Sie kamen an, der Wagen wendete, der Tritt wurde heruntergelassen und Mr. Elton in Schwarz, schmuck und lächelnd, stieg sofort ein. Emma war froh, jetzt würde man von etwas anderem sprechen. Mr. Elton war ganz Diensteifer und Munterkeit; seine Artigkeiten klangen so froh erregt, daß sie dachte, er müßte eine andere Nachricht von Harriet haben als sie. Während sie sich ankleidete, hatte sie nach ihr fragen lassen, und die Antwort lautete: ›Fast unverändert – keine Besserung.‹
»Meine Auskunft von Mrs. Goddard«, sagte sie sogleich, »war nicht so erfreulich, wie ich hoffte. ›Keine Besserung‹, hat man mir sagen lassen.«
Sein Gesicht zog sich sofort in die Länge, und seine Stimme nahm einen Ton des Bedauerns an, als er erwiderte:
»Ach nein, zu meinem Leidwesen hörte ich . . . ich wollte es Ihnen gerade sagen; als ich mich bei Mrs. Goddard an der Tür nach ihr erkundigte, das letzte, bevor ich nach Hause ging, mich umzuziehen, sagte sie, es ginge Miss Smith nicht besser, durchaus nicht besser, eher schlechter. Ich war sehr betrübt und besorgt; ich hatte mich der Hoffnung hingegeben, nach der Herzstärkung, die man ihr, wie ich wußte, am Morgen verabfolgt hatte, müsse sie auf dem Wege der Besserung sein.«
Emma entgegnete lächelnd: »Mein Besuch hat ihr über die seelischen Folgen ihrer Erkrankung hinweggeholfen, hoffe ich; aber eine Halsentzündung kann nicht einmal ich wegzaubern. Es handelt sich ja wirklich um eine schwere Erkältung. Mr. Perry ist bei ihr gewesen, wie Sie ja wohl gehört haben.«
»Ja . . . ich dachte mir . . . das heißt . . . ich wußte nicht . . .«
»Er kennt diese Anfälligkeit bei ihr, und ich hoffe, wir beide bekommen morgen einen tröstlicheren Bericht. Aber ich kann mir nicht helfen, es beunruhigt mich. Eine so traurige Lücke in unserer Gesellschaft heute abend!«
»Furchtbar! Das stimmt genau, wirklich. Man wird sie jeden Augenblick vermissen.«
So gehörte sich’s! Mit dem Seufzer, den er dabei ausstieß, konnte man wirklich zufrieden sein. Es hätte nur ein bißchen länger anhalten dürfen. Emma war ziemlich betroffen, als er nach kaum einer halben Minute von anderen Dingen anfing und einen höchst munteren, vergnügten Ton anschlug.

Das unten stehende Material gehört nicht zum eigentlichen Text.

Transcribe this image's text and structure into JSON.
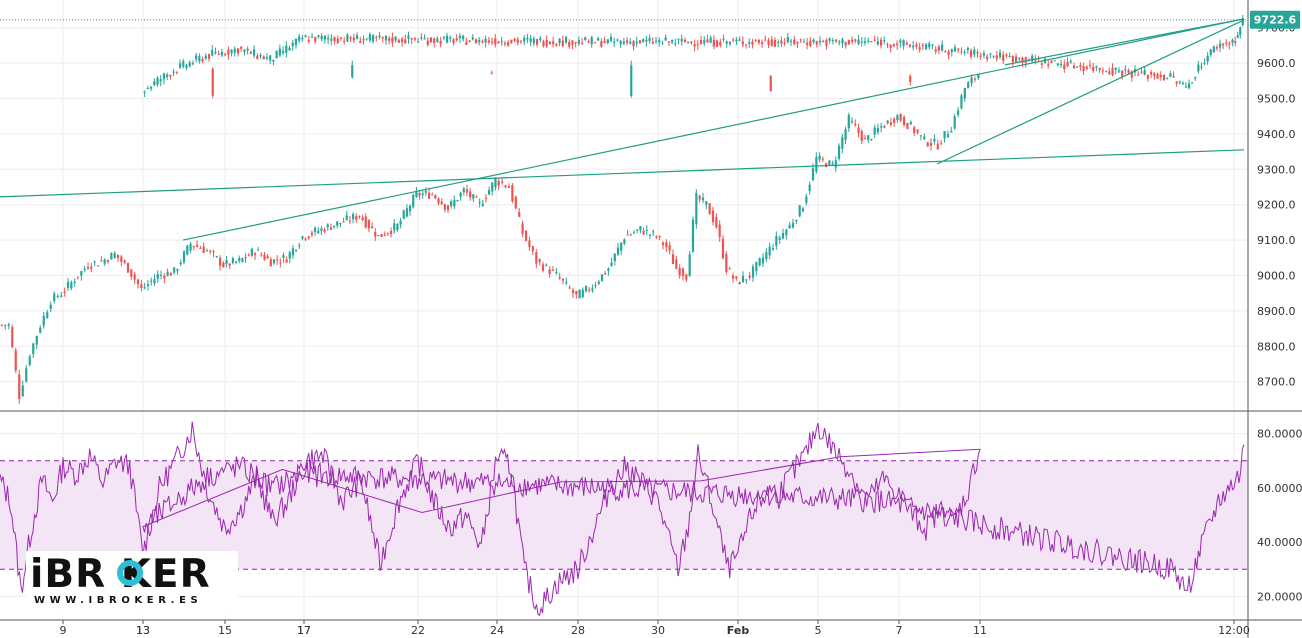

»Was für ein ausgezeichneter Einfall, diese Schafpelze im Wagen«, sagte er. »Wie machen sie ihn behaglich! Unmöglich, bei solchen Vorkehrungen zu frieren. Die modernen Errungenschaften haben die herrschaftliche Kutsche wirklich zur Vollkommenheit ausstaffiert. Man ist vor schlechtem Wetter so abgesperrt und geborgen, daß kein Lüftchen mehr unerlaubt eindringen kann. Die Witterung wird absolut belanglos. Es ist heute nachmittag doch so kalt, aber in diesem Wagen merken wir nichts davon. Ha! Es schneit ein bißchen!«
»Ja«, sagte John Knightley, »es wird wohl so bald nicht aufhören.«
»Weihnachtswetter«, bemerkte Mr. Elton. »Ganz der Jahreszeit gemäß; und wir können uns glücklich schätzen, daß es nicht gestern abend schon angefangen und uns um diese Gesellschaft gebracht hat, was durchaus möglich gewesen wäre, denn Mr. Woodhouse hätte sich bei hohem Schnee wohl kaum hinausgewagt; nun kann es uns nichts mehr anhaben. Dies ist die rechte Jahreszeit für freundschaftliche Geselligkeit. Zu Weihnachten lädt jeder gern seine Freunde ein, und selbst das schlimmste Wetter macht einem nichts aus. Ich bin einmal bei einem Freunde eine Woche lang eingeschneit gewesen. Das war ein Vergnügen! Ich wollte nur eine Nacht bleiben und kam erst nach einer Woche wieder weg.«
Mr. John Knightley war es anzusehen, daß er wenig Verständnis für dies Vergnügen hatte, aber er sagte nur kühl:
»Ich wünsche mir nicht, eine Woche lang in Randalls eingeschneit zu werden.«
Zu anderer Zeit hätte Emma an den beiden ihren Spaß gehabt, aber nun war sie zu verdutzt, Mr. Elton in so gehobener Stimmung, ihn so von anderen Dingen erfüllt zu sehen. Harriet schien in der Aussicht auf einen vergnügten Abend ganz vergessen.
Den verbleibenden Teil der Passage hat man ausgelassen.